What do we really know about the horrors in Yemen? And who actually cares?
Yemen is one of the poorest countries on earth and is trapped in a conflict between Saudi Arabia and Iran.
On one side stand the supporters of President Abed Mansor Hadi, who is mostly based in Riad and rarely visits Aden, and on the other stand the Houthi rebels who maintain control of the capital Sanaa and have pronounced, Ali Abdullah Salehas as leader.
Broadly speaking this is a war for control of the region. Millions of suffering Yemeni are of no interest to the Saudis as well as to the Iranian leadership.
This week three journalists received the prestigious Pulitzer Prize for their persistent coverage of the situation in Yemen: Maggie Michael, a Cairo based journalist, Maad al-Zikry a video journalist and Nariman Ayman El-Mofty, a Canadian Egyptian, all working for the Associated Press which insisted on covering one of the most dangerous conflicts.
We in the Israeli media, have often relied on their reporting.
I remember the heart breaking stories of mothers struggling to feed their children; I also remember images of a father carrying his son around the city after he found nowhere to be safe. Their home is shelled, the kindergarten subject to raids and the neighborhood shelters rampant with disease. Or the mother who's two sick daughters are beyond help as she struggles with the dilemma of letting them go and try to save her remaining healthy kids.
At least 100,000 people have been killed in three years of fighting many others succumbed to cholera.
Yemen is the only place where Cholera spreads uncontrollably due to lack of medicine. Pharmacies have been closed for over a year and UN assistance is left untouched at the ports, or is stolen and sold to whoever can still afford to pay. If none are found, it is thrown into the sea.

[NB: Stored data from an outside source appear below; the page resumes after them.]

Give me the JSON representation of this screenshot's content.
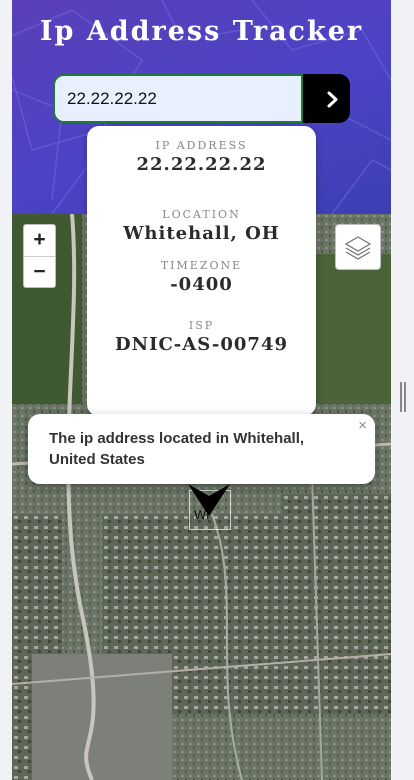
{
  "header": {
    "title": "Ip Address Tracker",
    "search": {
      "value": "22.22.22.22"
    },
    "colors": {
      "background": "#4b43c5",
      "button": "#000000",
      "input_border": "#1f7a3a"
    }
  },
  "info_card": {
    "ip_label": "IP ADDRESS",
    "ip_value": "22.22.22.22",
    "location_label": "LOCATION",
    "location_value": "Whitehall, OH",
    "timezone_label": "TIMEZONE",
    "timezone_value": "-0400",
    "isp_label": "ISP",
    "isp_value": "DNIC-AS-00749"
  },
  "map": {
    "zoom_in_label": "+",
    "zoom_out_label": "−",
    "popup_text": "The ip address located in Whitehall, United States",
    "popup_close": "×",
    "marker_label": "Wi"
  },
  "icons": {
    "submit": "chevron-right-icon",
    "layers": "layers-icon",
    "marker": "map-marker-icon",
    "close": "close-icon"
  }
}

Reports of suffering children break our hearts for a moment before we turn the page to other news.
But some journalists insist on reporting, despite readers' indifference, so that we can learn about the terrible abuse in Yemen's prisons, the torturer, the war crimes and the rampant corruption of officials who are blind to the suffering of their people.
As Yemenites are trapped, unable to leave, these three journalists are praised for their persistence but they too will be forgotten soon.